After the meeting, Mack said she isn’t worried that the district has fallen behind, noting that it hired 175 educators last school year. “We have pools of candidates to pick from,” she said. “It’s just a matter of balancing the budget. We can’t always hire a teacher that has 25 years of experience. It depends on what our budget allows, and we’ll make those decision from there.”
Other Strategies
Other budget-solving strategies discussed Monday night include:
• Removing superfluous positions through attrition. With less money coming in, the district will have to go without positions it could afford during flush times. District Chief Operating Officer Will Clark is in the midst of meeting with schools to review their staffing levels. “We’re rightsizing some places to save some money,” he explained. “It’s not a cut or layoffs, but a realigning of the staff where it’s needed.”

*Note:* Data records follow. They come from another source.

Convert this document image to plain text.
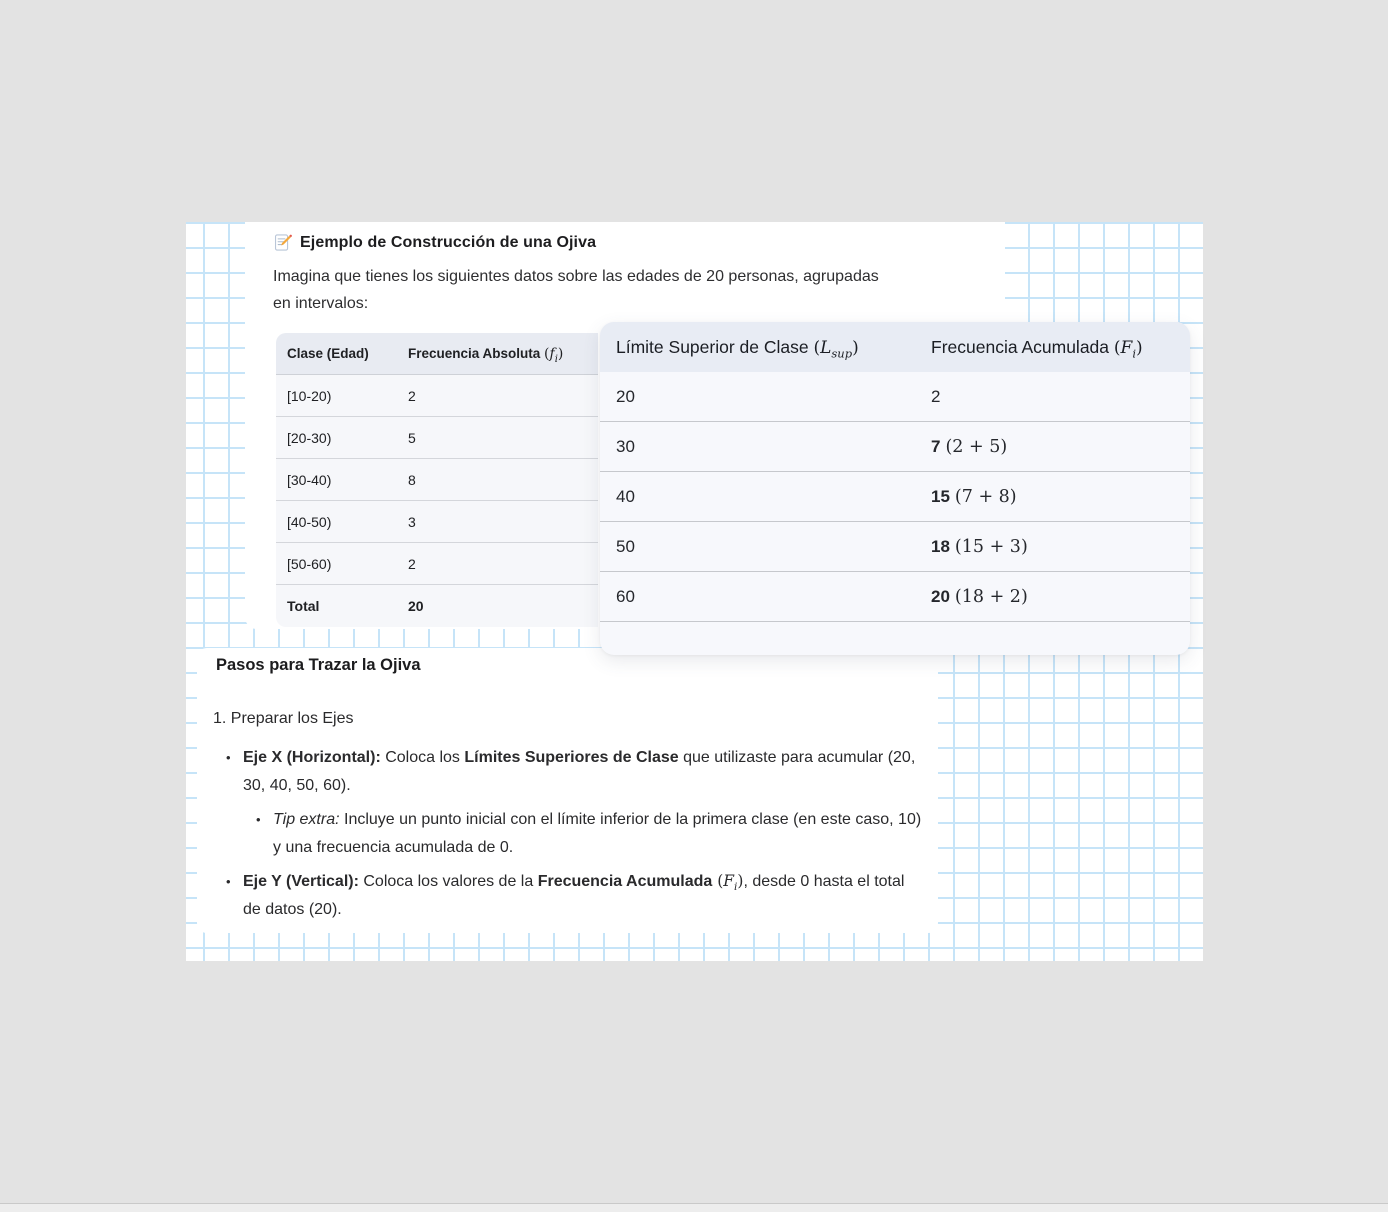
Ejemplo de Construcción de una Ojiva

Imagina que tienes los siguientes datos sobre las edades de 20 personas, agrupadas en intervalos:

Clase (Edad)	Frecuencia Absoluta $(f_i)$
[10-20)	2
[20-30)	5
[30-40)	8
[40-50)	3
[50-60)	2
Total	20
Pasos para Trazar la Ojiva

1. Preparar los Ejes

• Eje X (Horizontal): Coloca los Límites Superiores de Clase que utilizaste para acumular (20, 30, 40, 50, 60).

• Tip extra: Incluye un punto inicial con el límite inferior de la primera clase (en este caso, 10) y una frecuencia acumulada de 0.

• Eje Y (Vertical): Coloca los valores de la Frecuencia Acumulada $(F_i)$, desde 0 hasta el total de datos (20).

Límite Superior de Clase $(L_{sup})$	Frecuencia Acumulada $(F_i)$
20	2
30	7 (2 + 5)
40	15 (7 + 8)
50	18 (15 + 3)
60	20 (18 + 2)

• Saving big projects until next year. Clark is scrutinizing the purchase orders to see which contractors still have funds to spend. He plans to ask them to get through one last month without expending more. For example, if a builder wanted to repave a walkway, concrete might not be poured until later in the summer. “It’s weighing the urgency of things,” he explained. “We’ll stop spending unless it’s absolutely necessary for educational purposes. As we grab a nickel here and a dime here, that eventually adds up to a dollar.” Compounding the savings, Clark can also ask for a reduction in that company’s contract for the following year, seeing that they were able to get by on less, he added.
• Praying for mild weather. Scorchers like Monday can be costly, as keeping a reasonable temp inside all the school district’s massive buildings sends the energy bill surging. Luckily, May brought mild weather, allowing maintenance to forgo heat and air conditioning. “If we get lucky and the electric bills come back the way we’re hoping they will, maybe [the $2.5 million shortfall] will come down,” Mayo said. But June, so far, isn’t looking good. “I’m sad to see this heat today,” Mayo lamented after the meeting.
Of course, even if the district can shore up these minor financial and personnel gaps, school officials are still wary of what else might happen in Hartford next month.
“It’s safe to say there’s more work to be done, particularly in July, as the state makes its moves” in seeking to pass a budget in a special session, Clark said. “Essentially, as the state is solving its problems, that works its way downhill to us.” He reported that the district is working closely with New Haven’s state legislative delegation and with the alders’ Education Committee to prevent any further surprises.